For the team at SHAPE Journal, it is high time this vital word was reclaimed for those who use it deadly seriously. While holism is often used as an exuse by some to abandon analysis and scientific rigour in favour of some questionable belief system - the rational always subtended by the spiritual - the philosophical concept itself, implies no such thing.
The dictionary definition of the term doesn’t suggest this either.
Holistic is posited as the antonym of ‘atomistic’, as the study of wholes rather than parts, or an acknowledgment that parts cannot be understood without reference to the whole (and vice versa), that contexts and the changing relations between entities, are as important as the entities themselves. That holism is oppositional to reductionism doesn’t entail an abandonment of analysis, but a crucial acknowledgment of what analysis actually is; the limitations of all analyses and the necessity for examining the real material contexts in which any findings occur.
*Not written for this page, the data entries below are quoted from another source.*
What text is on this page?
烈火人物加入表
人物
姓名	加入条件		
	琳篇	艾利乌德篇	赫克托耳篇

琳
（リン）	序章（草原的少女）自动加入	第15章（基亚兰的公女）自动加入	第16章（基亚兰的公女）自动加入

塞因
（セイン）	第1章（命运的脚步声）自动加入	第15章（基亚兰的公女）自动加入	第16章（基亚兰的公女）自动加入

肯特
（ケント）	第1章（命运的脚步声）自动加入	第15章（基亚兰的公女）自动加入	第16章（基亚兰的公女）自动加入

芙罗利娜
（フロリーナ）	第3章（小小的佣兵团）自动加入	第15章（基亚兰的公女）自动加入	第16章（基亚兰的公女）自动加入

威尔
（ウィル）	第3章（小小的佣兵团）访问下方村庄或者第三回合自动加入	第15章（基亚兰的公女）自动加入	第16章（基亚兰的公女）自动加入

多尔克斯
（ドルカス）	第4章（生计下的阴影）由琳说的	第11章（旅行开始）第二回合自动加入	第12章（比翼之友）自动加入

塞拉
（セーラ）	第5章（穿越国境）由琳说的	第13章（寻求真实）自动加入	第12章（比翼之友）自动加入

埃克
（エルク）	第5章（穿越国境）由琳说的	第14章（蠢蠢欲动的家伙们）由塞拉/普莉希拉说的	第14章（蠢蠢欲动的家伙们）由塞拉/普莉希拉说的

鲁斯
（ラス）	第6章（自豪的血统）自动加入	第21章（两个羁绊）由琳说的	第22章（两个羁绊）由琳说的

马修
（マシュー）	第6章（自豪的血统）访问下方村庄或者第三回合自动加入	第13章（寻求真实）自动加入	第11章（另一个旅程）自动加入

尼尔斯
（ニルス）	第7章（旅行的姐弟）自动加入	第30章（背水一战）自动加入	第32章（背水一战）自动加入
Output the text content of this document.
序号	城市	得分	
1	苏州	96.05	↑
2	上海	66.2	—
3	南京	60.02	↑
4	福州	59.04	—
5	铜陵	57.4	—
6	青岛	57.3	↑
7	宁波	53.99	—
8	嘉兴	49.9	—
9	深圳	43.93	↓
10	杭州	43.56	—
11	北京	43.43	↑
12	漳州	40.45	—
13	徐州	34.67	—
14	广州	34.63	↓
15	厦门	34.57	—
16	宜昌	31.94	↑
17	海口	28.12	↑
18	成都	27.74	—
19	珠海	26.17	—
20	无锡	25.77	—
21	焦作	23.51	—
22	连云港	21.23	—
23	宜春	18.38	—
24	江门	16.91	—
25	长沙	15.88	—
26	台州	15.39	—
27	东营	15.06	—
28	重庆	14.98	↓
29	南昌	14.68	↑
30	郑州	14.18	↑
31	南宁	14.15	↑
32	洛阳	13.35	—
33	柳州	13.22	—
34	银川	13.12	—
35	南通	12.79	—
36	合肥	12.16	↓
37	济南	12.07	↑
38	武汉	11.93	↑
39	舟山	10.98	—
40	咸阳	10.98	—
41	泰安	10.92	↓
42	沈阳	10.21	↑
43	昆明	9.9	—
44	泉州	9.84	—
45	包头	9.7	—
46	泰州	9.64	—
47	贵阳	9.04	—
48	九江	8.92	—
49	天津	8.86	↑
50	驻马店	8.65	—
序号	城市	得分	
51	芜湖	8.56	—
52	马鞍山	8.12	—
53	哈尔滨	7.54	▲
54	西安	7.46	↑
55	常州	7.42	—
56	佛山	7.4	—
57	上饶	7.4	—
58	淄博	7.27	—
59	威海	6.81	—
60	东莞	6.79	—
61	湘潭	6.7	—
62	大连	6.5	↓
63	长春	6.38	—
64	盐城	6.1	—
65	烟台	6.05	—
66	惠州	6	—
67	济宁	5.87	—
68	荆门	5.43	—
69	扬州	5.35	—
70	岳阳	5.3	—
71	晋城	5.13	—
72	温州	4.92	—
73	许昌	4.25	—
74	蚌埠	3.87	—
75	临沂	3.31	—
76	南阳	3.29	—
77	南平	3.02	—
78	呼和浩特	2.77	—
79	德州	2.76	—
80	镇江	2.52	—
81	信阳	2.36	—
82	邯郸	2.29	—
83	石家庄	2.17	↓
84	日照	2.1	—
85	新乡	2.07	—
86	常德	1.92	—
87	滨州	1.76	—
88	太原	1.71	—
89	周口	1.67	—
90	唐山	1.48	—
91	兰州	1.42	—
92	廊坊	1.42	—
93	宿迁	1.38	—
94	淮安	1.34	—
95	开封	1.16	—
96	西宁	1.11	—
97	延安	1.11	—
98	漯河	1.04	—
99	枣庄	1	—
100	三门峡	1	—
To really understand what Holism is, it is important to understand it in terms of its opposite, the currently dominant Priniciple of Plurality, and Jim spends much time explicating the differences between these two philosophical approaches. As he states in What is Holism:
“Plurality saw Reality as being determined by a set of eternal Natural Laws, which simply summed in various mixes and proportions to deliver everything that there is. The task of studying Reality (in all its diverse forms), therefore, had to be to reveal what these Laws were, and any means that could be used to reveal them more clearly was considered a legitimate method for finding such clearly defining things. For, as they were eternal, they could not be changed by context. So, if the context was significantly adjusted to most clearly display a given Law, that would in no way change the sought-for Law. Context would still determine what was seen normally, but merely due to the summing of a set of eternal laws in a given set of proportions.”
This is contrasted with Holism in the same paper:
“This was most carefully defined by The Buddha in India, about the same time as Plurality was being revealed in Greece. And, in a nutshell, it was defined as, “Everything affects everything else” or alternatively as, “Everything is always in constant change!” You can see how very different this premise made the process of understanding Reality. Instead of the pluralist assumption of the addition of FIXED things, there was instead the holist assumption of the mutually-affecting combination of easily changeable and hence constantly CHANGING components.”
Holism is most vitally different in how it sees time rather than space - it’s not just about looking at wholes rather than parts, but looking at changing properties over the assumption and manipulation of fixed laws that we see in all the sciences. Hopefully you can begin to see the relevance of this to Dialectical Materialism and to our understanding of the evolution of the Universe.
The tendency in Physics is to assume the laws that control the Universe have always been the same, but there is no evidential reason to assume this - the flaw is an unspoken philosophical assumption - and it has lead to a very skewed view of Cosmology.
This set of essays begins the task of looking at the Universe and its history holistically - the Universe as an interconnected and evolving Everything.